Через два часа Жильберта уже была в Эрменонвиле. Она ждала Фернана, ждала так, как никогда еще никого не ждала.

И вот они стоят друг против друга и смотрят друг на друга, словно встретились впервые.

С тех пор как он услышал ее голос, донесшийся из клоаки преисподней, она представлялась ему другой. Тот голос вызвал в его воображении опоэтизированный образ Жильберты. И вот перед ним живая Жильберта, в которой соединились и Жильберта их ранней, юности, и Жильберта его грез, и все же совсем другая, гораздо более земная, осязательная, надежная и реальная. Одетая крестьянкой, она походила на женщину из народа, грубоватую и соблазнительную, как ломоть хлеба.

И он тоже жил иным в ее воображении, а сейчас перед ней Фернан – исхудалый, в потертом костюме, пожалуй, даже слегка подурневший и лицом и фигурой, но он испытан, взвешен и найден праведным.

Они взялись за руки не сразу, очень медленно, но не обнялись. Потом таким же медленным движением он бережно поднес к губам ее руки, сначала одну, потом другую, и поцеловал их, эти огрубелые руки.

Встретившись после стольких перипетий, они обменивались скупыми и очень простыми фразами. Она сказала, что вид у него лучше, чем она ожидала, но все же он изрядно худ, и ей придется хорошенько повозиться с ним, чтобы нагнать ему жирку. Он спросил, не тяжело ли ей жить здесь, в деревне, одной с дедом, характер которого с годами, вероятно, стал еще несноснее. Разговор велся медленно, затрудненно, но им он не казался ни медленным, ни затрудненным.

Через несколько дней было объявлено, что эксгумация тела гражданина Жан-Жака Руссо будет произведена 18 мессидора, а 20-го того же месяца состоятся траурные торжества.

Фернан получил повестку, извещавшую его, что 23 мессидора ему надлежит явиться в штаб Рейнской армии.

Первым, кому он рассказал, что отправляется на фронт, был мосье Гербер. Гербер изменился в лице, но храбро сказал:

– Я понимаю ваше решение сражаться на стороне варваров. Часто, когда я размышляю о бесчинствах господина Робеспьера, все существо мое кричит: «Изыди, сатана!» Но когда я вспоминаю, сколько мыслей Жан-Жака он может привести в свое оправдание, я молю: «Останься, сатана».

Гербер соображал вслух:

– Маркиз покинет Эрменонвиль семнадцатого мессидора, потом уедете вы, и я останусь один у пустой могилы. Нелегко мне придется.

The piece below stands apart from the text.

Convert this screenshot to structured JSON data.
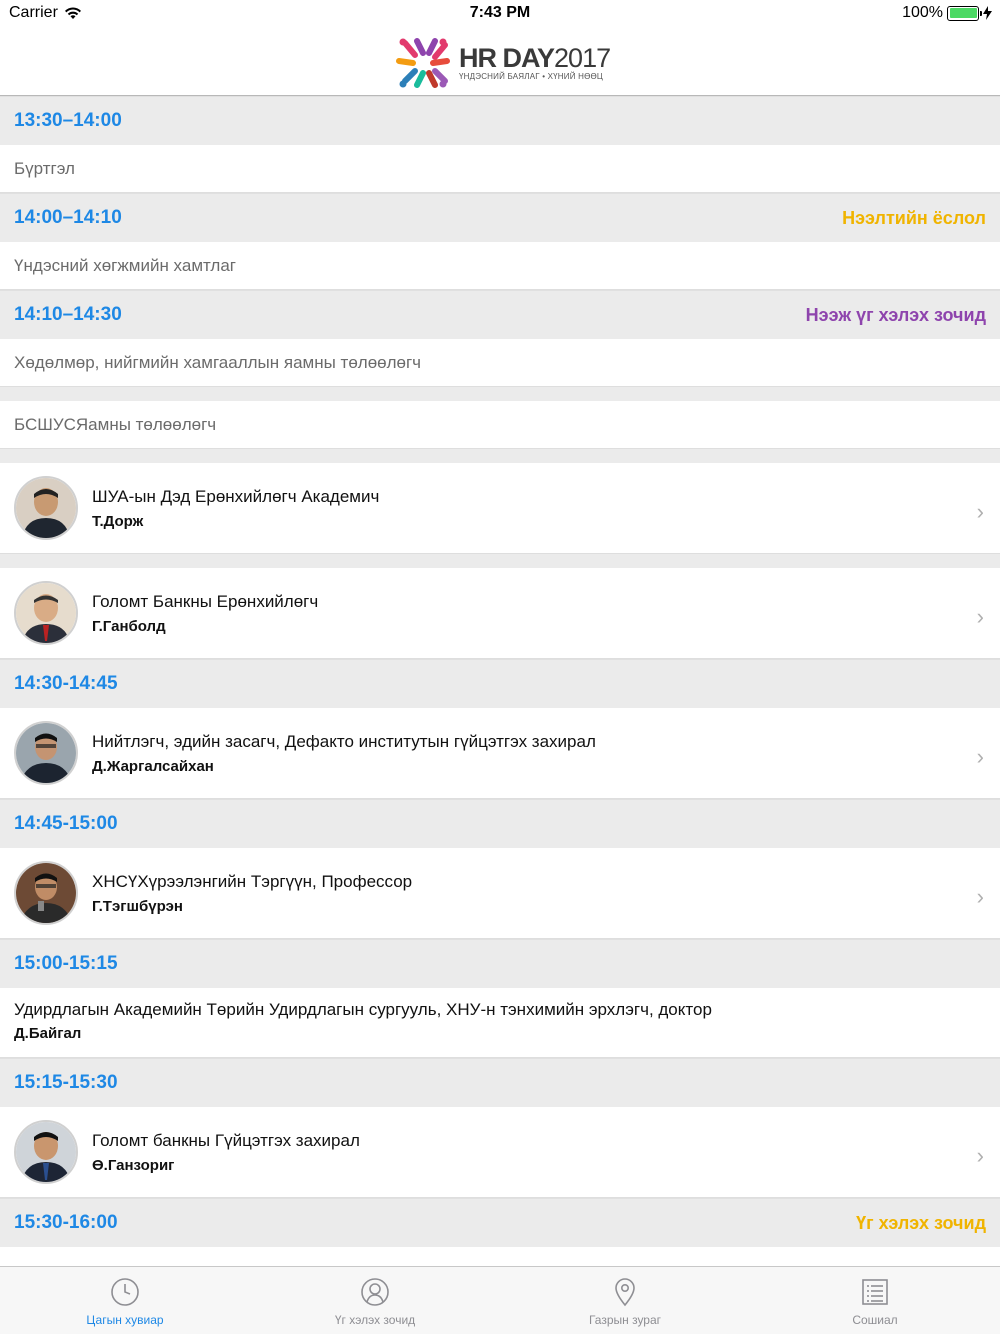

Он не мог в последний раз не излить душу перед Фернаном.

– Они кладут его рядом с Вольтером, – горевал он. – Рядом с Вольтером! Я никак не могу примириться с мыслью, что они заставят беззащитного мертвеца делить место своего последнего успокоения с этим одержимым последователем логики. Ведь величие Жан-Жака заключается в открытой им истине, что вселенная не подчиняется законам человеческой логики. А теперь его кладут рядом с этим помешавшимся на разуме Вольтером.

Жильберта, когда Фернан сообщил ей о своем отъезде, смертельно побледнела.

– Второй раз, стало быть, ты уезжаешь в Америку, – сказала она.

Он стоял перед ней с грустным, но решительным видом, не зная, куда девать свои длинные руки, переступая с здоровой ноги на больную, с больной на здоровую. Жильберта живо продолжала:

– Нет, нет, я не стану тебя отговаривать. На этот раз ты должен ехать, я признаю это. – И она попыталась улыбнуться.

– Я и тогда должен был ехать, – не к месту сказал Фернан.

– Жаль все же. С этим ты, конечно, согласишься, – ответила Жильберта.

И вдруг они исступленно поцеловались.

Через некоторое время Жильберта сказала:

– На этот раз никакой дедушка не спросит тебя: «Что будет, если она останется вдовой с ребенком на руках?»

– Я был бы счастлив, если бы мы поженились, Жильберта, – сказал Фернан. – Теперь не требуется длительного обхода власть имущих, чтобы получить разрешение на брак. Но все-таки недели две-три нам понадобились бы на всякие формальности.

– Что ты, какая там женитьба, – возмутилась Жильберта. – А ты хочешь меня, Фернан? – сказала она.

Гаснущее лицо Жильберты было совсем юным: на нем и следа не осталось от той давней, едва заметной жесткой усмешки.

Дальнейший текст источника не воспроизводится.